Опять-таки можно было бы написать историю законов композиции данной национальной литературы или всей мировой литературы, и опять-таки и здесь результат был бы чрезвычайно беден, если бы мы не брали истории этой композиции в глубочайшей связи с количеством и качеством того идейно реального и эмоционального материала, каким располагают художники или, если выразиться точнее, в распоряжении которого художники оказывались.
Все это я говорю для того, чтобы показать, что, не игнорируя формальной стороны литературы, приходится постоянно подчеркивать в особенности ее идеологическое содержание. Конечно, сухой подход к произведениям с точки зрения сюжетологии и истории идей вовсе не соответствует тонкости марксизма, если даже прибавить к этому и историю чувств, как они отражаются в чисто интеллектуальном зеркале понятий (слов).
Нет, марксист не может не понимать, что нельзя подходить к истории литературы так же, как можно подойти к истории философии. Он прекрасно понимает, что форма играет здесь огромную роль, т.-е. что, суммарно говоря, ритмическая конструкция и общая композиция каждого произведения составляют в нем, как художественном произведении, самое главное, но тем не менее это самое главное отнюдь не может быть отдернуто от содержания. Ибо за исключением самых худших декадентских эпох, когда могла господствовать композиция для композиции, музыкальная форма – для себя самой, только тогда не замечается самой коренной и неразрывной зависимости художественного произведения от того, так сказать внутреннего задания, которое стояло перед художником при оформляющей работе (а это и есть содержание). Марксизм, как социологическая теория, как наука об обществе, может подходить к литературе с нескольких различных точек зрения. Он может брать литературу как отражение общества, и, разумеется, литература отражает общество не только в своих реалистических произведениях, но и в наиболее далеких от реализма. Здесь марксизм берет художественные произведения и анализирует их как с точки зрения более или менее реалистического отражения в них определенных бытовых условий (в этом отношении литература дает богатейший материал), так и с точки зрения тех тенденций, тех эмоций, тех идеалов, которые в них отражаются, и которые характеризуют личность автора, а через нее тот класс, которого он был представителем и для которого он главным образом писал.
Не знаю, стоит ли прибавить к этому, что в большинстве случаев мы не найдем художественных произведений, отвечающих классическим границам точно определяемого класса. Каждый раз мы найдем здесь довольно сложные группы или сплетения групп, говорящих нам через своего выразителя и воспринимающих данное произведение, как его более или менее восторженная или более или менее критическая публика.
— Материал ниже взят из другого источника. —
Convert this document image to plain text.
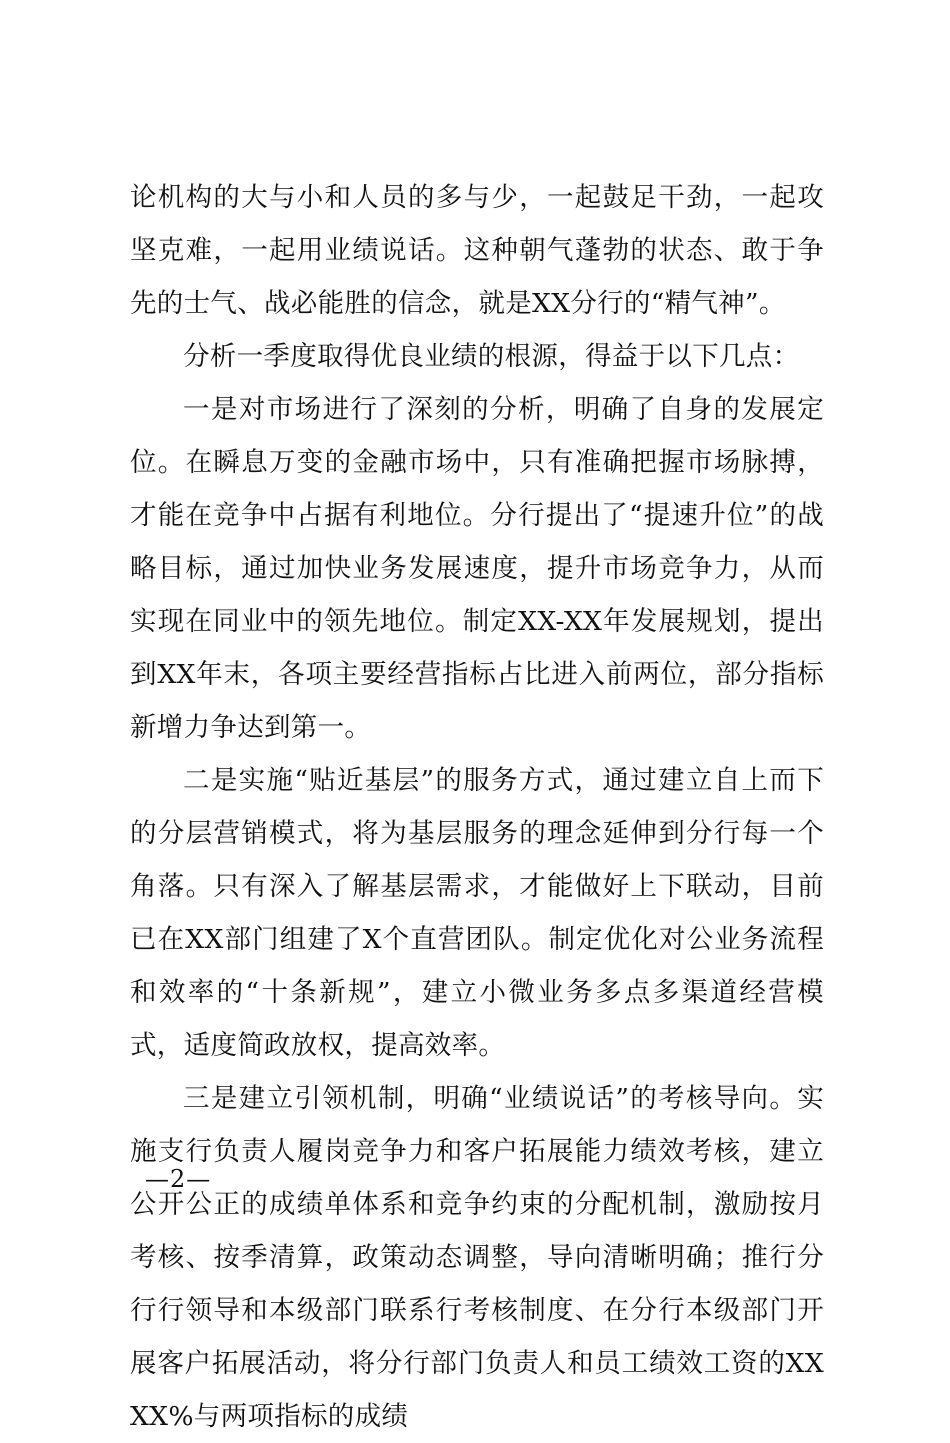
论机构的大与小和人员的多与少，一起鼓足干劲，一起攻坚克难，一起用业绩说话。这种朝气蓬勃的状态、敢于争先的士气、战必能胜的信念，就是XX分行的“精气神”。

分析一季度取得优良业绩的根源，得益于以下几点：

一是对市场进行了深刻的分析，明确了自身的发展定位。在瞬息万变的金融市场中，只有准确把握市场脉搏，才能在竞争中占据有利地位。分行提出了“提速升位”的战略目标，通过加快业务发展速度，提升市场竞争力，从而实现在同业中的领先地位。制定XX-XX年发展规划，提出到XX年末，各项主要经营指标占比进入前两位，部分指标新增力争达到第一。

二是实施“贴近基层”的服务方式，通过建立自上而下的分层营销模式，将为基层服务的理念延伸到分行每一个角落。只有深入了解基层需求，才能做好上下联动，目前已在XX部门组建了X个直营团队。制定优化对公业务流程和效率的“十条新规”，建立小微业务多点多渠道经营模式，适度简政放权，提高效率。

三是建立引领机制，明确“业绩说话”的考核导向。实施支行负责人履岗竞争力和客户拓展能力绩效考核，建立公开公正的成绩单体系和竞争约束的分配机制，激励按月考核、按季清算，政策动态调整，导向清晰明确；推行分行行领导和本级部门联系行考核制度、在分行本级部门开展客户拓展活动，将分行部门负责人和员工绩效工资的XXXX%与两项指标的成绩

—2—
Но марксист, как социолог, может подойти к вопросам литературы и иначе. Он может интересоваться литературой не как совершенно своеобразным зеркалом, в котором отражается жизнь, а как самостоятельным социальным явлением, т.-е. спрашивать себя, как возникает потребность в художестве слова, как возрождается, как развивается это художество слова, как оно действует на общество, т.-е. какую роль играет в нем? Вероятно, не далек тот день, когда и на эти вопросы марксизм даст совершенно исчерпывающие ответы, при этом придется пользоваться отдельными конкретными литературными произведениями уже как иллюстрациями для такой теории литературы.
В такую теорию литературы, кроме общей части, должна войти более специальная, отвечающая на вопрос, как отражаются потребности каждого определенного класса в литературе, как отражаются в литературе классовые сочетания, т.-е. классовые противоречия или классовые союзы, поскольку они находят отражение в какой-либо конкретной художественной личности. Это значит, что такая частная или динамическая теория литературы должна будет осветить вопрос о законах эволюции литературы в связи с комбинациями классовой борьбы.